Limited Base-Key Perturbation. The purpose of the base-keys (or state) update is to provide new key material for following rounds. Pandaka uses a simple base-key update algorithm whose implementation only requires a small number of gates. However, the key material is hardly mixed, in fact mixing between base keys are non-existent. In Pandaka, key material of a base key is only used within the base key and the update (bit flip and rotation) of a given base key bit depends only on the state of a single indicator bit and all base keys are updated using the same algorithm.

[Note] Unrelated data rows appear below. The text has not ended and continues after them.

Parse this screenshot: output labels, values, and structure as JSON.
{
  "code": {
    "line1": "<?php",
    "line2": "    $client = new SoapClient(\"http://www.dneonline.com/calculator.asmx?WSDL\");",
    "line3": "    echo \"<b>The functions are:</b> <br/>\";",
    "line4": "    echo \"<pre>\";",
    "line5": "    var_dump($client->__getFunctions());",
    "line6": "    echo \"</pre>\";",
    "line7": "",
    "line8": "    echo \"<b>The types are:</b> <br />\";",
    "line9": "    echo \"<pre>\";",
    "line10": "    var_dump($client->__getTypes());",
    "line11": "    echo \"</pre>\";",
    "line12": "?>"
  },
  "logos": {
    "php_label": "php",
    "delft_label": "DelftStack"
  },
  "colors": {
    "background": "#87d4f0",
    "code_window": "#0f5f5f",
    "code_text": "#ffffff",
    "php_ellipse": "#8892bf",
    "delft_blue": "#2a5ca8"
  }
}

Unfortunately, despite the simplicity in the hardware implementation, the algorithm is extremely easy to analyse and break. By combining the values of multiple key bits from multiple base keys to determine each updated base-key bit will increase the security of the procedure.

Synchronisation. Pandaka is a synchronous cipher with no mechanism for re-synchronisation of the sender (e.g. tag) and receiver (e.g. reader) in the event of lost messages. While the problem of bit errors have been addressed with the CRC, the cipher will easily self de-synchronise during: i) packet loss that often occurs in RFID communication networks due to packet collisions resulting from basing the air interface protocol of RFID system on the Slotted ALOHA protocol for facilitating simultaneous communications with multiple other tags [15]; ii) packet corruption and packet loss due to interferences from other readers communicating nearby that interfere and increase the noise in the communication channel between a reader and a tag referred to as the reader collision problem [14]; and iii) more rarely, a CRC collision (bit errors producing a message block with an identical CRC to the original value calculated by the sender)[28].

Thus Pandaka is vulnerable to self de-synchronisation even without the presence of an active attacker simply from corrupt messages and packet loss due to the wireless propagation environment and the nature of the communication protocol between RFID readers and tags.

7 Conclusions

Pandaka is designed for resource limited RFID tags. In order to reduce the hardware (area) cost of implementing the cipher in silicon chips Pandaka has used short shift registers and linear operations. The computationally intensive task of generating random numbers is allocated to the more resourceful RFID readers and overcomes the need to implement such a generator on the tag. Therefore Pandaka manages to significantly reduce the cost of implementing the cipher on a tag. Together with three message types and reader generated random numbers, Pandaka develops a state update mechanism that requires minimal hardware at the tag.

In this article we discuss several practical breaks of the Pandaka lightweight stream cipher. In particular, we show that in the more challenging known-plaintext scenario, using a guess and determine attack approach, Pandaka can be broken with an attack complexity of \(2^{55}\) guesses using a known plaintext length of approximately 170 bits for Pandaka(16,6) and approximately 270 bits for Pandaka(32,6). Furthermore, we show that the information leak in the protocol by way of the CRC completely removes any protection provided by Pandaka(16,6) and dramatically reduces the attack complexity of a ciphertext-only attack on Pandaka(32,6).

We conclude our analysis by pointing out some of the most severe weaknesses of the cipher. The most obvious weakness is that the CRC value computed to improve message integrity exposes information on unencrypted blocks. Then, secondly, the lack of non-linearity in the design of the state update function. Although we suggest avenues for improving the cipher, any new design may be vulnerable to different attacks from those we have analysed and therefore a full analysis of the cipher would need to be performed in order to assess the strengths of any potential changes.